Per Israele, scrive Lobato, “si tratta di una guerra esistenziale contro la resistenza esistenziale dei palestinesi e l’attuale impasse sta portando il regime verso la sua fine, che arriverà nel giro di pochi anni. Israele ipotizza che, se il contesto geopolitico non consente lo sterminio o l’espulsione di milioni di palestinesi, allora si deve cambiare il contesto geopolitico e individuare un altro scenario regionale e globale che possa offrire la possibilità di svuotare la Palestina dei palestinesi. Israele aspira a questo cambiamento radicale”.

“[…] Nell’ambito della protezione illimitata che l’Occidente ha concesso al regime israeliano per 77 anni e durante l’attuale genocidio, i leader sionisti ritengono che l’auspicato cambiamento del contesto geopolitico implica l’apertura di una guerra regionale di grande intensità contro l’Iran ed è per questo che hanno annunciato che la porteranno avanti anche senza l’autorizzazione degli Stati Uniti. Il vero motivo non è neutralizzare il programma atomico di Teheran con attacchi ‘mirati’, cosa irraggiungibile sotto le montagne iraniane [forse… ndr], ma aprire il sipario su uno scenario più sanguinoso di quello attuale”.

“Nel loro orizzonte apocalittico di guerra ad alta intensità, pensano che l’eccezionalismo di cui Israele gode grazie al favore di Stati Uniti ed Europa gli renda possibile conseguire due obiettivi. Il primo è che, a un certo livello del confronto – e dal momento che le riserve di missili e bombe di cui può disporre Israele tramite Stati Uniti ed Europa sono limitate – riesca ad aprire il vaso di Pandora dell’atomica, nel tentativo di imporre l’esclusività atomica nella regione attraverso il loro uso”.

“Il secondo obiettivo è quello di dare vita a una conflagrazione caotica nella regione che potrebbe arrivare a contare centinaia di migliaia di morti, tra cui una moltitudine di israeliani, così da sfruttare i fantasmi occidentali dello ‘sterminio di massa degli ebrei’ per raggiungere l’obiettivo desiderato per la questione palestinese. Se la manipolazione di quanto accaduto il 7 ottobre ha protetto l’attuale olocausto palestinese, i leader sionisti credono che una moltitudine di cadaveri israeliani garantirebbero loro l’impunità per la ‘soluzione finale’ di Gaza”.
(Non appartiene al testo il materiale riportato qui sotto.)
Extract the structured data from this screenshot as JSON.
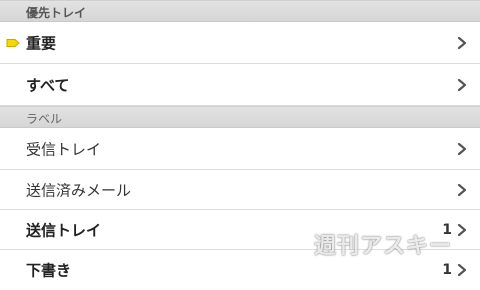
{
  "sections": {
    "priority_header": "優先トレイ",
    "label_header": "ラベル"
  },
  "rows": [
    {
      "label": "重要",
      "count": ""
    },
    {
      "label": "すべて",
      "count": ""
    },
    {
      "label": "受信トレイ",
      "count": ""
    },
    {
      "label": "送信済みメール",
      "count": ""
    },
    {
      "label": "送信トレイ",
      "count": "1"
    },
    {
      "label": "下書き",
      "count": "1"
    }
  ],
  "watermark": "週刊アスキー",
  "colors": {
    "important_marker": "#f5d800",
    "header_bg": "#dcdcdc"
  }
}
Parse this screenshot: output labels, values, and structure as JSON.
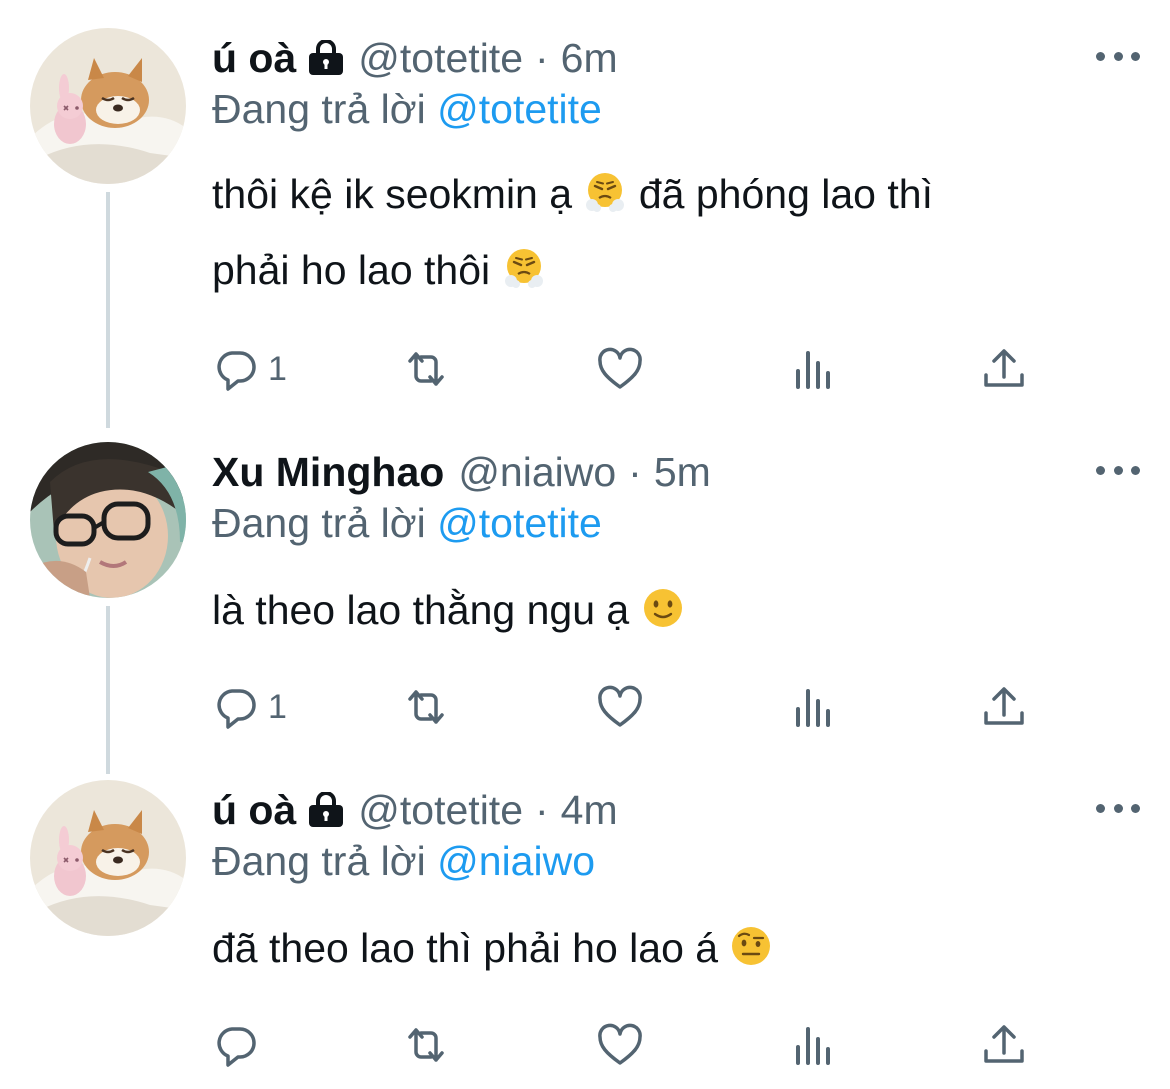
{
  "tweets": [
    {
      "name": "ú oà",
      "handle": "@totetite",
      "dot": "·",
      "time": "6m",
      "replying_prefix": "Đang trả lời ",
      "replying_to": "@totetite",
      "lines": [
        "thôi kệ ik seokmin ạ",
        "đã phóng lao thì",
        "phải ho lao thôi"
      ],
      "reply_count": "1",
      "emoji": "steam-from-nose-emoji"
    },
    {
      "name": "Xu Minghao",
      "handle": "@niaiwo",
      "dot": "·",
      "time": "5m",
      "replying_prefix": "Đang trả lời ",
      "replying_to": "@totetite",
      "lines": [
        "là theo lao thằng ngu ạ"
      ],
      "reply_count": "1",
      "emoji": "slightly-smiling-emoji"
    },
    {
      "name": "ú oà",
      "handle": "@totetite",
      "dot": "·",
      "time": "4m",
      "replying_prefix": "Đang trả lời ",
      "replying_to": "@niaiwo",
      "lines": [
        "đã theo lao thì phải ho lao á"
      ],
      "reply_count": "",
      "emoji": "raised-eyebrow-emoji"
    }
  ],
  "colors": {
    "text": "#0f1419",
    "secondary": "#536471",
    "link": "#1d9bf0",
    "thread_line": "#cfd9de"
  }
}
Nodo ineludibile della questione, se l’Occidente s’impegnerà a fondo in questo conflitto di stampo coloniale – che vede Israele come avamposto imperiale nell’ecumene arabo – o cercherà di limitare i danni per preservare parte del suo “impero in declino”.

La storia insegna, scrive Lobato, che quando la presa sulle colonie iniziava a vacillare, l’Occidente aumentava la dose di violenza, ma senza per questo riuscire a ristabilire la presa: “La questione cruciale – conclude Lobato – è se l’Europa e gli Stati Uniti intendono raggiungere questo obiettivo”, cioè far finire l’avventura coloniale di Tel Aviv, che finirebbe con il collasso di Israele, “attraverso un inimmaginabile abisso di morte e devastazione regionale”.

Non siamo così sicuri che la fine dello Stato israeliano sia una prospettiva irrevocabile. E però quanto sta facendo il governo di Tel Aviv resta un vulnus irreparabile anche per il loro Paese. Quanto grave lo dirà la storia, al cui giudizio non potranno sottrarsi neanche i “volenterosi” complici occidentali.